Transformer models have become foundational across a wide range of scientific and engineering domains due to their strong empirical performance. A key capability underlying their success is in-context learning (ICL): when presented with a short prompt from an unseen task, transformers can perform per-token and next-token predictions without any parameter updates. Recent theoretical efforts have begun to uncover the mechanisms behind this phenomenon, particularly in supervised regression settings.

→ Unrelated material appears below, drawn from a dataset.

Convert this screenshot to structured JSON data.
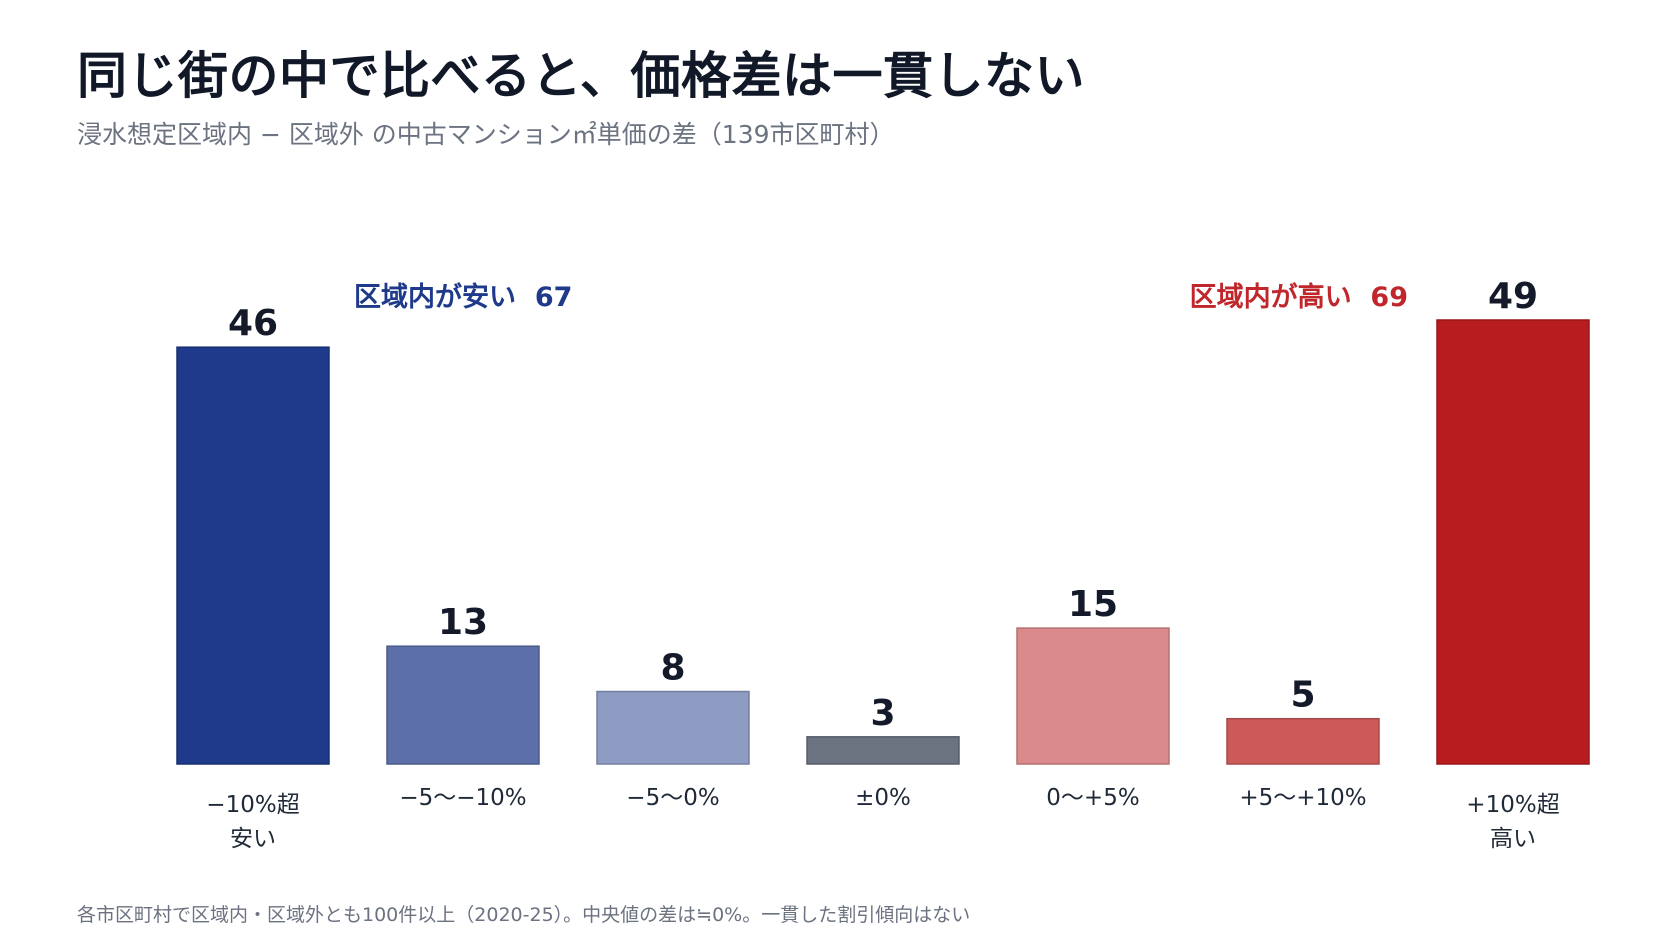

However, these analyses predominantly assume stationary task distributions, which overlook a broad class of real-world scenarios where the target function varies over time. In this work, we bridge this gap by providing a theoretical analysis of ICL under non-stationary regression problems. We study how the gated linear attention (GLA) mechanism adapts to evolving input-output relationships and rigorously characterize its advantages over standard linear attention in this dynamic setting. To model non-stationarity, we adopt a first-order autoregressive process and show that GLA achieves lower training and testing errors by adaptively modulating the influence of past inputs -- effectively implementing a learnable recency bias. Our theoretical findings are further supported by empirical results, which validate the benefits of gating mechanisms in non-stationary ICL tasks.